Zu Hause angekommen, stand Betty gerade schaumverschmiert und spülte das Geschirr. Ich sammle dafür immer ein paar Tage, damit dann auch etwas an Geschirr zusammenkommt und sie ihre Aufgabe hat. Viel zu tun ist ja in so einem Zweipersonenhaushalt nicht und richtig unordentlich sind Thomas und ich auch nicht (mehr).

Ein Teelicht war schnell aus einer Schublade genommen, angezündet und das französisch-winzige Erdbeertörtchen mit der -konfitüre auf einem Teller dekoriert. So überraschten wir nun endlich „Happy Birthday…“ singend Betty in der Küche. Sie drehte sich ganz erstaunt zu uns um, ihre Augen wurden immer größer, ihr Blick ging zum Fußboden und wir sahen, dass sie angestrengt Tränen zurückhalten musste. Betty war unendlich gerührt und brachte kein Wort heraus. Wir „entschuldigten“ uns, dass wir nicht eher reagiert und sie an ihrem Geburtstag überhaupt mit Moto-Taxi zu uns hatten kommen lassen. Wir würden gemeinsam Kuchen essen und dann sollte sie nach Hause fahren. Ungläubig schüttelte Betty nur immer wieder den Kopf und wir waren uns gar nicht mehr so sicher, ob sie wirklich heute Geburtstag hatte. Dann sagte sie aber, dass sie 28 Jahre alt geworden sei und noch nicht ein einziges Mal jemand ihren Geburtstag bedacht, geschweige denn gefeiert habe. Nun mussten wir schlucken und tief durchatmen.
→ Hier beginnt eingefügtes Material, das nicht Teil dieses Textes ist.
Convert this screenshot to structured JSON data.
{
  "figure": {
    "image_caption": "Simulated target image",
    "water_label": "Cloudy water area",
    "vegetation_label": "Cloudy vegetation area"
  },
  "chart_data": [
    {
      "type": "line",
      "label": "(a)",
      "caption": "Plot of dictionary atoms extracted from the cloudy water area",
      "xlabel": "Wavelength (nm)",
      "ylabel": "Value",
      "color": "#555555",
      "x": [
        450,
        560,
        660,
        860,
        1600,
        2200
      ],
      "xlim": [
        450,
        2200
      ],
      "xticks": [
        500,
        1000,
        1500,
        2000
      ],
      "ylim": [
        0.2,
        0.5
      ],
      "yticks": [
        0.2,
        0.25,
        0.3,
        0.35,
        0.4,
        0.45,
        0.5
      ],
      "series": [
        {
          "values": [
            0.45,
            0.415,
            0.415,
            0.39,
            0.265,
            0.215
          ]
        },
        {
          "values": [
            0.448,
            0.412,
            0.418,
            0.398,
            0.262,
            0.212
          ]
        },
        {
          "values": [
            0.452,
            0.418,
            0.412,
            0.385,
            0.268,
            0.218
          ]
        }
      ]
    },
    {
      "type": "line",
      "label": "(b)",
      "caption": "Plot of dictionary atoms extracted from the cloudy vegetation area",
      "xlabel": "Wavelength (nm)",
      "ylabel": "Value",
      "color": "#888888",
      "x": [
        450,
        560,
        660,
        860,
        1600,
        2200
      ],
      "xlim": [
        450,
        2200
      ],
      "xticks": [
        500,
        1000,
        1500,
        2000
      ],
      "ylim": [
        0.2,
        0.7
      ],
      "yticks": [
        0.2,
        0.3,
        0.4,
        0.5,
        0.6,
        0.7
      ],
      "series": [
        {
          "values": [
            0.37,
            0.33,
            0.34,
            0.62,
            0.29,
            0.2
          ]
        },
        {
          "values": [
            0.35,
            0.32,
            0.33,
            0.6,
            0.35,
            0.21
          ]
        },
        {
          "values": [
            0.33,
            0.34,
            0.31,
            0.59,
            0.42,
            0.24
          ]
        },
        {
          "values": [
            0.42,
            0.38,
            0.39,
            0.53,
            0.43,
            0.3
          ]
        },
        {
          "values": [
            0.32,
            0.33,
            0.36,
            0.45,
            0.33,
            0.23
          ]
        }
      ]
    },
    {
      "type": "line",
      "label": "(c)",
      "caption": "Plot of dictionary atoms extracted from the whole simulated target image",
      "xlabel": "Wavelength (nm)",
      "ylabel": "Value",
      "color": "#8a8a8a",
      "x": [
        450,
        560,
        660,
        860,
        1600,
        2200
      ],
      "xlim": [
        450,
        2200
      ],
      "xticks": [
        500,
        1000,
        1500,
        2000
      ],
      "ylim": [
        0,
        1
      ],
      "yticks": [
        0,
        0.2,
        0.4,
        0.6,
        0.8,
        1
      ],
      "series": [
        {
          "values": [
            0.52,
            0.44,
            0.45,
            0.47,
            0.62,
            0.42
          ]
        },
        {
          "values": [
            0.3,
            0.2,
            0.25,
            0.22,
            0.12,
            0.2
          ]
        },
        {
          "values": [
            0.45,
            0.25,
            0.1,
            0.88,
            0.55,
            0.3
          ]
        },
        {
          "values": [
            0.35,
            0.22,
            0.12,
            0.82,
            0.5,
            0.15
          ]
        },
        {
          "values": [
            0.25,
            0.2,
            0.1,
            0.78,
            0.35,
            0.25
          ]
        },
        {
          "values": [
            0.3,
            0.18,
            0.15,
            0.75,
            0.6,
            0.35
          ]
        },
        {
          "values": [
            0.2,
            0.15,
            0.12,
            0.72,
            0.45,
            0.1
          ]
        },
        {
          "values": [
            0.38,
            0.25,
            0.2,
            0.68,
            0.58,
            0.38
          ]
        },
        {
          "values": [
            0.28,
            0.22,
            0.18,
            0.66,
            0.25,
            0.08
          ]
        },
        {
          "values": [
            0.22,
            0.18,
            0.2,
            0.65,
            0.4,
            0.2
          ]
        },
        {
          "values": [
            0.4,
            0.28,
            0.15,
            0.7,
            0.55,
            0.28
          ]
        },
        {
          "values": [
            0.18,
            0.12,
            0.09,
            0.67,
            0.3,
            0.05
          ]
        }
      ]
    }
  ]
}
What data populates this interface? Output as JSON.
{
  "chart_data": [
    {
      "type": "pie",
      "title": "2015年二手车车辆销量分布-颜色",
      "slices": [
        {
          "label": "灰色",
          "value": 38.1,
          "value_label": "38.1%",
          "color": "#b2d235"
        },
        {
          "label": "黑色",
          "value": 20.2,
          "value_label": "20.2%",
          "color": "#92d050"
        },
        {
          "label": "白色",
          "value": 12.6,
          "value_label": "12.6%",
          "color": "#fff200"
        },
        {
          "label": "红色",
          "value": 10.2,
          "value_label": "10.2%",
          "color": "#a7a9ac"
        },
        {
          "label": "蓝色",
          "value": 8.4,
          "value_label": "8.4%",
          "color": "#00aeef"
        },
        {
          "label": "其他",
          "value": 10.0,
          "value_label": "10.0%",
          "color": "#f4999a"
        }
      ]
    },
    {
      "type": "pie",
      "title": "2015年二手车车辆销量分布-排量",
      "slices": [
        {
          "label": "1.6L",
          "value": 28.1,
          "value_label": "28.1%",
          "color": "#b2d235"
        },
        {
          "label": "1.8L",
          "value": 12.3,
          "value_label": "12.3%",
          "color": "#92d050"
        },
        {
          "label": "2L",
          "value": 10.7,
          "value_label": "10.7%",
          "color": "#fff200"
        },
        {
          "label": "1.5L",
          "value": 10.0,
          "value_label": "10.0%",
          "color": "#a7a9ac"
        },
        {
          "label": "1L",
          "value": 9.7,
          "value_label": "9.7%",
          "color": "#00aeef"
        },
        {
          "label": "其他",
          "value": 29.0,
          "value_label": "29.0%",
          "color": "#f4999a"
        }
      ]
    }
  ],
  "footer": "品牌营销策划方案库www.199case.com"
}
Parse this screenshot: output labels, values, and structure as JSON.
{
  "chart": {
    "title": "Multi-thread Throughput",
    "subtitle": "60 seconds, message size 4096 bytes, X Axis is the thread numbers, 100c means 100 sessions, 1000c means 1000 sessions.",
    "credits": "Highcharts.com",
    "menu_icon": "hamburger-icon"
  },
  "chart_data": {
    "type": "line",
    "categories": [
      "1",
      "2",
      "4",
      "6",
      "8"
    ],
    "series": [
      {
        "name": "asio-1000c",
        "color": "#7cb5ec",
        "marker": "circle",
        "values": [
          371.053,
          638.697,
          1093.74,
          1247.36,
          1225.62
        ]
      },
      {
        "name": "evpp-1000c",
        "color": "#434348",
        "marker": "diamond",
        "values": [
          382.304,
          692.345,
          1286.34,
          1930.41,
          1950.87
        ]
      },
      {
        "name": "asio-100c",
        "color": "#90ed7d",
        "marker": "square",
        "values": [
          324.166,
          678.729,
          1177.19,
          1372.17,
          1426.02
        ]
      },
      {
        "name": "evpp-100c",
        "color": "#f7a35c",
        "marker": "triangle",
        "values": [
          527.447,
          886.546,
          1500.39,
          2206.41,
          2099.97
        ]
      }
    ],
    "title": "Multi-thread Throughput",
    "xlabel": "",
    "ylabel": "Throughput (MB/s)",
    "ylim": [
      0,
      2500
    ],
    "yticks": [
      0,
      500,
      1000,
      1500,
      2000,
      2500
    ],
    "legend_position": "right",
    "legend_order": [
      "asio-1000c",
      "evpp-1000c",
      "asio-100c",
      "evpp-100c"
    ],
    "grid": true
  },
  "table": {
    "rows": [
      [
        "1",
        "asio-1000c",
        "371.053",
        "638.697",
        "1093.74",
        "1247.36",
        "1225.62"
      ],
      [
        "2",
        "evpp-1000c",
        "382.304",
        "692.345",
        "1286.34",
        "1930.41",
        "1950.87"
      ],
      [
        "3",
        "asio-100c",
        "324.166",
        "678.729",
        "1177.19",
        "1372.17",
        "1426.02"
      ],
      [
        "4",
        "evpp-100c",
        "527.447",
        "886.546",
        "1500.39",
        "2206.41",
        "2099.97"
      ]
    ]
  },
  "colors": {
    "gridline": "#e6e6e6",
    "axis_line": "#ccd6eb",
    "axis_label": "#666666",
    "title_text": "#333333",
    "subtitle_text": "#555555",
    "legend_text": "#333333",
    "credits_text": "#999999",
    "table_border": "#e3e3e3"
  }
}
Wir wussten, wie hart Betty täglich arbeitet. Sie studiert mehrere Tage die Woche an einem technischen Berufscollege und lern schweißen, Elektrik zu installieren u.v.a.m. Danach geht sie im Dreischichtsystem in einer Müllbeutel-Fabrik arbeiten und putzt zusätzlich zweimal die Woche 3-4 Stunden bei uns. Wobei letzteres eher auf ihrem, als auf unserem Wunsch beruht. Sie braucht einfach jeden Cent und ergreift daher jede Chance, zu arbeiten. Insgesamt verdient sie so 100 EUR im Monat und muss davon ihre Studiengebühren zusammensparen, Miete zahlen und leben. Wie das LEBEN dann ausschaut, kann man sich nur allzu lebhaft vorstellen. Trotzdem ist sie immer gut gelaunt, lustig, offen und vor allem unendlich fleißig. Daher machte es uns traurig zu erfahren, dass 28 Jahre niemand oder sagen wir sehr wenige an sie und ihren Geburtstag gedacht hatten.

Doch heute war ein besonderer Tag, nicht nur für Betty. Ich glaube, Thomas und ich freuten uns mindestens genau so sehr, wie sie. Wieder einmal waren wir gerürt, dass jemand sich so wahnsinnig über für uns so selbstverständliche nette Gesten und Aufmerksamkeiten freuen konnte. Thomas und ich hatten unsere drei kleinen Törtchenstücke schon längst aufgegessen und uns vermeintlich dabei schon Zeit gelassen, da knabberte Betty noch immer genüsslich daran und konnte den tollen Geschmack einfach nicht fassen. Ein herzerweichender Anblick. Und wieder einmal mehr waren und sind wir dankbar für die Liebe, Geborgenheit und Fürsorgen, die wir von Eltern, Geschwistern und Freunden all die Jahre bekommen haben. Das ist, wie wir hier erfahren, auf keinen Fall selbstverständlich!